Murung Raya — Panglima TNI Jenderal TNI Agus Subiyanto mendampingi Menteri Pertahanan RI Sjafrie Sjamsoeddin meninjau penertiban lahan tambang milik PT Asmin Koalindo Tuhup (AKT) di Kabupaten Murung Raya, Kalimantan Tengah, Selasa (7/4/2026). Dalam kunjungan tersebut, pemerintah secara resmi menyerahkan penguasaan lahan dari Satgas Penertiban Kawasan Hutan (PKH) kepada Kejaksaan Republik Indonesia setelah sebelumnya disita dalam proses hukum dugaan korupsi sektor pertambangan.
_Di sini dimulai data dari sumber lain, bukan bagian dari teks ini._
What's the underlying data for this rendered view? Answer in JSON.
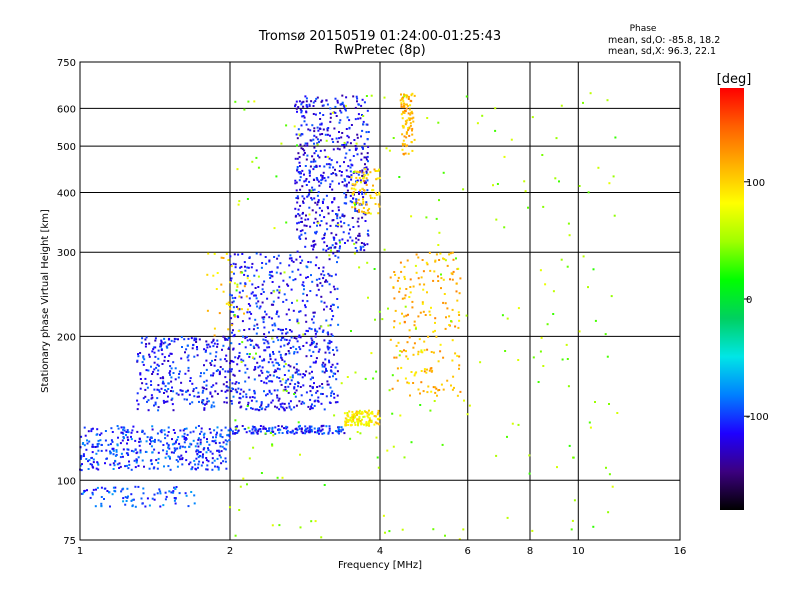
{
  "header": {
    "title_line1": "Tromsø 20150519 01:24:00-01:25:43",
    "title_line2": "RwPretec (8p)"
  },
  "phase_box": {
    "heading": "Phase",
    "line_o": "mean, sd,O: -85.8, 18.2",
    "line_x": "mean, sd,X: 96.3, 22.1"
  },
  "colorbar": {
    "label": "[deg]",
    "range": [
      -180,
      180
    ],
    "ticks": [
      "100",
      "0",
      "-100"
    ],
    "tick_values": [
      100,
      0,
      -100
    ],
    "colors": [
      "#000000",
      "#3c0080",
      "#1e00ff",
      "#0080ff",
      "#00e6e6",
      "#00d060",
      "#00ff00",
      "#a0ff00",
      "#ffff00",
      "#ffb000",
      "#ff6000",
      "#ff0000"
    ]
  },
  "chart_data": {
    "type": "scatter",
    "title": "Tromsø 20150519 01:24:00-01:25:43",
    "subtitle": "RwPretec (8p)",
    "xlabel": "Frequency [MHz]",
    "ylabel": "Stationary phase Virtual Height [km]",
    "x_scale": "log",
    "y_scale": "log",
    "xlim": [
      1,
      16
    ],
    "ylim": [
      75,
      750
    ],
    "x_ticks": [
      1,
      2,
      4,
      6,
      8,
      10,
      16
    ],
    "x_tick_labels": [
      "1",
      "2",
      "4",
      "6",
      "8",
      "10",
      "16"
    ],
    "y_ticks": [
      75,
      100,
      200,
      300,
      400,
      500,
      600,
      750
    ],
    "y_tick_labels": [
      "75",
      "100",
      "200",
      "300",
      "400",
      "500",
      "600",
      "750"
    ],
    "grid": true,
    "color_by": "phase_deg",
    "clusters": [
      {
        "name": "",
        "phase_deg": -100,
        "x_range": [
          1.0,
          2.0
        ],
        "y_range": [
          105,
          130
        ],
        "count": 400
      },
      {
        "name": "",
        "phase_deg": -95,
        "x_range": [
          1.0,
          1.7
        ],
        "y_range": [
          88,
          97
        ],
        "count": 90
      },
      {
        "name": "",
        "phase_deg": -110,
        "x_range": [
          1.3,
          3.3
        ],
        "y_range": [
          140,
          200
        ],
        "count": 700
      },
      {
        "name": "",
        "phase_deg": -105,
        "x_range": [
          2.0,
          3.4
        ],
        "y_range": [
          125,
          130
        ],
        "count": 150
      },
      {
        "name": "",
        "phase_deg": -110,
        "x_range": [
          2.0,
          3.3
        ],
        "y_range": [
          200,
          300
        ],
        "count": 280
      },
      {
        "name": "",
        "phase_deg": -115,
        "x_range": [
          2.7,
          3.8
        ],
        "y_range": [
          300,
          640
        ],
        "count": 560
      },
      {
        "name": "",
        "phase_deg": 90,
        "x_range": [
          3.4,
          4.0
        ],
        "y_range": [
          130,
          140
        ],
        "count": 130
      },
      {
        "name": "",
        "phase_deg": 100,
        "x_range": [
          3.5,
          4.0
        ],
        "y_range": [
          360,
          450
        ],
        "count": 80
      },
      {
        "name": "",
        "phase_deg": 110,
        "x_range": [
          4.4,
          4.7
        ],
        "y_range": [
          480,
          650
        ],
        "count": 90
      },
      {
        "name": "",
        "phase_deg": 110,
        "x_range": [
          4.2,
          5.8
        ],
        "y_range": [
          150,
          300
        ],
        "count": 200
      },
      {
        "name": "",
        "phase_deg": 100,
        "x_range": [
          1.8,
          2.2
        ],
        "y_range": [
          200,
          300
        ],
        "count": 40
      },
      {
        "name": "",
        "phase_deg": 50,
        "x_range": [
          2.0,
          12.0
        ],
        "y_range": [
          75,
          650
        ],
        "count": 260
      }
    ]
  }
}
Dalam kegiatan itu, Panglima TNI menegaskan komitmen institusinya dalam mendukung penegakan hukum serta penataan sumber daya alam nasional. “TNI siap bersinergi dengan seluruh pihak guna memastikan proses penertiban berjalan aman, tertib, dan memberikan kepastian hukum,” ujar Agus Subiyanto dalam keterangan resmi.
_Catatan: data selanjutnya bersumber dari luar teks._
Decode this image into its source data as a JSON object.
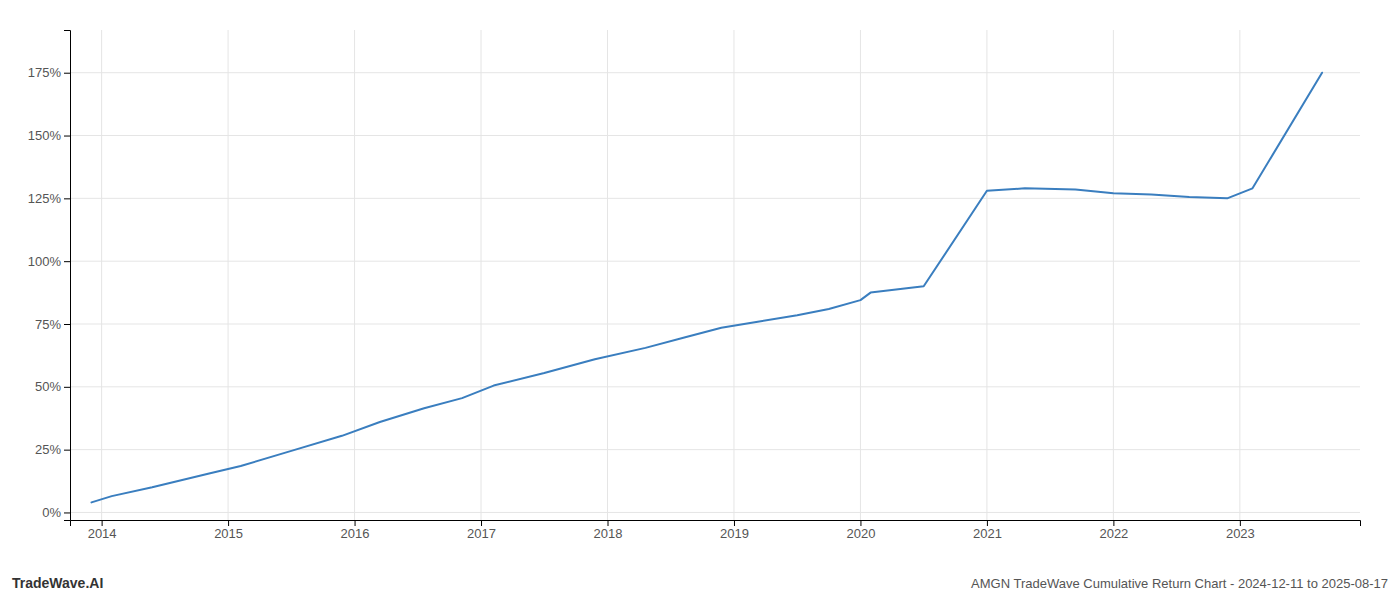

Senada, Menteri Pertahanan Sjafrie Sjamsoeddin menyatakan bahwa langkah tersebut merupakan bagian dari upaya pemerintah memperkuat tata kelola sektor pertambangan yang lebih transparan dan akuntabel. “Penertiban ini menunjukkan bahwa negara hadir untuk memastikan pengelolaan sumber daya alam berjalan sesuai hukum dan memberikan manfaat sebesar-besarnya bagi masyarakat,” katanya.

Turut hadir dalam peninjauan tersebut sejumlah pejabat tinggi negara, di antaranya Jaksa Agung ST Burhanuddin, Menteri Kehutanan Raja Juli Antoni, Menteri Energi dan Sumber Daya Mineral Bahlil Lahadalia, Wakil Menteri Lingkungan Hidup Diaz Hendropriyono, serta Kepala Kepolisian Negara Republik Indonesia Jenderal Polisi Listyo Sigit Prabowo.
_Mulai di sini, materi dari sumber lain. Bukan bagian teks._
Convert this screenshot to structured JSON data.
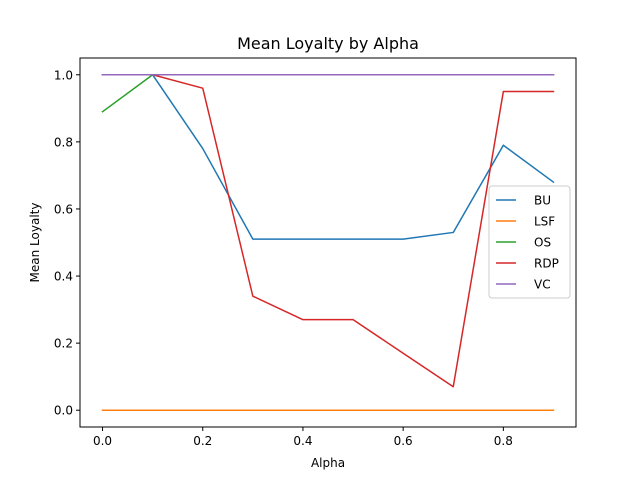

Penyerahan lahan dari Satgas PKH kepada Kejaksaan menandai eskalasi penanganan dari pendekatan administratif menjadi penegakan hukum pidana. Langkah ini dilakukan menyusul temuan dugaan pelanggaran hukum dalam pengelolaan kawasan hutan dan aktivitas pertambangan di wilayah tersebut.

Program Penertiban Kawasan Hutan (PKH) merupakan bagian dari kebijakan nasional yang didorong pemerintahan Presiden RI Prabowo Subianto untuk menata ulang penguasaan lahan dan meminimalkan praktik ilegal di sektor kehutanan dan pertambangan. Selama bertahun-tahun, sektor ini kerap dihadapkan pada persoalan tumpang tindih perizinan, kerusakan lingkungan, hingga potensi kerugian negara akibat praktik korupsi.

Penertiban ini diperkirakan berdampak luas bagi masyarakat, terutama dalam meningkatkan kepastian hukum atas lahan serta mendorong pengelolaan sumber daya alam yang lebih berkelanjutan. Selain itu, langkah tersebut juga diharapkan mampu menekan praktik pertambangan ilegal yang berpotensi merusak lingkungan dan merugikan negara.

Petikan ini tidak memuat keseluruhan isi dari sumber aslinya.